Well, to require a minimum value length of course ;-)
For instance some reference codes, zip codes or telephone numbers have a
certain length, but maybe not alway the same notation.
As you know telephone numbers in the Netherlands have 10 digits, but
some people prefer to write them all together, and others seperate them,
using spacers and/or hyphens. If you want to allow people to write their
number in their own fashion (which is a good thing from a usability
point of view) then you know the number must be at least 10 characters
long. Same for Dutch zip codes that are sometimes written with a space
in them and sometimes not, but they're at least 6 characters long.
Perhaps you want users to come up with a password that's at least 6
characters long or maybe you just want your replicants to come with a
better argument than "just because", so you could set minlength="13" ;-)
I'm sure there are hundreds of uses for a minlength attribute, and
pattern is just harder to use because of the regular expressions.

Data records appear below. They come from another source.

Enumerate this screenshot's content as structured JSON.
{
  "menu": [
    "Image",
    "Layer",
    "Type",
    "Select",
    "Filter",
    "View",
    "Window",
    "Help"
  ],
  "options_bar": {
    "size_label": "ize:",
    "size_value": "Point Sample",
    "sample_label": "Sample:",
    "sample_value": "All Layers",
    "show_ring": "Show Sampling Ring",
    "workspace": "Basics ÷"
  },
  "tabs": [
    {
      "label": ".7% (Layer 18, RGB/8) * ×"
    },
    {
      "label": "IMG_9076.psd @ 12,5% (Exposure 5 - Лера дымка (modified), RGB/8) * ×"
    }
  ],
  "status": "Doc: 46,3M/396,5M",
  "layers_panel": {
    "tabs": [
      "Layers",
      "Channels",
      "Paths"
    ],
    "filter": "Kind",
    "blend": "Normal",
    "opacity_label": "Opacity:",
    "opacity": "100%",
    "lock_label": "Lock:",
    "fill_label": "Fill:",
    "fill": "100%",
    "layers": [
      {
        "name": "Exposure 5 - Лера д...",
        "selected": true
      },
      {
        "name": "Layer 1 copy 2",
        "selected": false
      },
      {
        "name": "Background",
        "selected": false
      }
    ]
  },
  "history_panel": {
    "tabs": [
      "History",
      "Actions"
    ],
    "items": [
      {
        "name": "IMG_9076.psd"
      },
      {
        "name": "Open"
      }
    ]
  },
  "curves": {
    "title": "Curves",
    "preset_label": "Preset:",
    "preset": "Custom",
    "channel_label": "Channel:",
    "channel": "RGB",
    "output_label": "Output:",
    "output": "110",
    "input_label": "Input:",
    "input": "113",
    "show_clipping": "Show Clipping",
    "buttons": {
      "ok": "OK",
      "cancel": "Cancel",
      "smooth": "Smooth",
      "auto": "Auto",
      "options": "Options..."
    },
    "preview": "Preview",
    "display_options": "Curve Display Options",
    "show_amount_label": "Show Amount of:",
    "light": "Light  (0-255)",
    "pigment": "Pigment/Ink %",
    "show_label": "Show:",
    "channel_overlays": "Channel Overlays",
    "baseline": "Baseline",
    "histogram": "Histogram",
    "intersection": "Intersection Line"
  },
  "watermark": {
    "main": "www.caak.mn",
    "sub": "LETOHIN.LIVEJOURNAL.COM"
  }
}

I'd
even say it's too hard to use for a lot of people.
>> <...> But if we want to stay in tune with all existing
>> implementations, then maybe we should at least ask the browser
>> vendors to wait with implementing HTML5 features untill the specs are
>> final. An element like <canvas> is new to HTML5 but also already
>> implemented in a couple of browsers (well, I don't have to tell you
>> that of course). Following your argument a of of its specs may not be
>> changed anymore, even though the HTML5 specs are still in working draft.
> Correct. The specification is driven by implementation and vice versa.
So browser vendors can close the discussion then by making sure they're
the first to implement? Hmmm, that makes you think.
Well, at least I'm glad IE is not at the forefront of browser
development anymore. That would be really scary.